Pour continuer à prendre de la masse, Williams reconnait qu’il a dû diversifier son entraînement. C’est pour cette raison qu’il s’est mis au bodybuilding. Il a participé à son premier concours, le Gold Coast Classic NPC, en février dernier et a remporté le titre poids lourds. Néanmoins, Williams reconnait que beaucoup reste encore à faire pour réussir la transition du powerlifting au bodybuilding, particulièrement en termes de régime, beaucoup plus strict que celui qu’il suivait en tant que powerlifter.

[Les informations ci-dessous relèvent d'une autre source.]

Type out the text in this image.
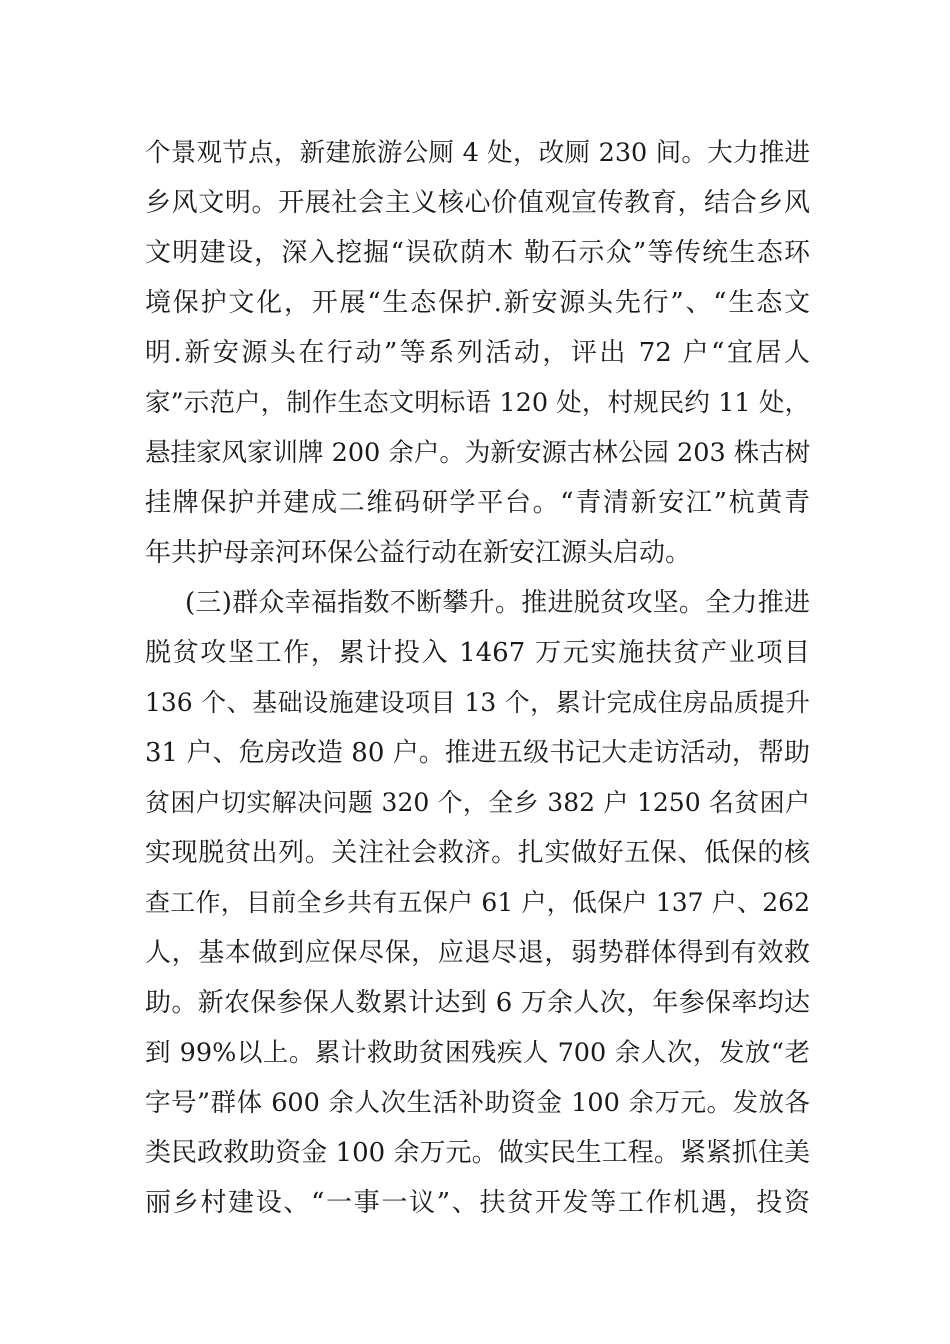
个景观节点，新建旅游公厕 4 处，改厕 230 间。大力推进
乡风文明。开展社会主义核心价值观宣传教育，结合乡风
文明建设，深入挖掘“误砍荫木 勒石示众”等传统生态环
境保护文化，开展“生态保护.新安源头先行”、“生态文
明.新安源头在行动”等系列活动，评出 72 户“宜居人
家”示范户，制作生态文明标语 120 处，村规民约 11 处，
悬挂家风家训牌 200 余户。为新安源古林公园 203 株古树
挂牌保护并建成二维码研学平台。“青清新安江”杭黄青
年共护母亲河环保公益行动在新安江源头启动。
(三)群众幸福指数不断攀升。推进脱贫攻坚。全力推进
脱贫攻坚工作，累计投入 1467 万元实施扶贫产业项目
136 个、基础设施建设项目 13 个，累计完成住房品质提升
31 户、危房改造 80 户。推进五级书记大走访活动，帮助
贫困户切实解决问题 320 个，全乡 382 户 1250 名贫困户
实现脱贫出列。关注社会救济。扎实做好五保、低保的核
查工作，目前全乡共有五保户 61 户，低保户 137 户、262
人，基本做到应保尽保，应退尽退，弱势群体得到有效救
助。新农保参保人数累计达到 6 万余人次，年参保率均达
到 99%以上。累计救助贫困残疾人 700 余人次，发放“老
字号”群体 600 余人次生活补助资金 100 余万元。发放各
类民政救助资金 100 余万元。做实民生工程。紧紧抓住美
丽乡村建设、“一事一议”、扶贫开发等工作机遇，投资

Williams s’efforce de garder quand même un peu de souplesse dans son régime. (Les beignets à la cannelle sont ses aliments transgressifs préférés). Il a constaté que s’il consomme moins de 300 glucides par semaine, il « sent sa force décliner rapidement. » Au début de la période qui précède une compétition de bodybuilding, il privilégie le bœuf et le riz, et à l’approche du concours, il ajoute du poulet et parfois de la patate douce.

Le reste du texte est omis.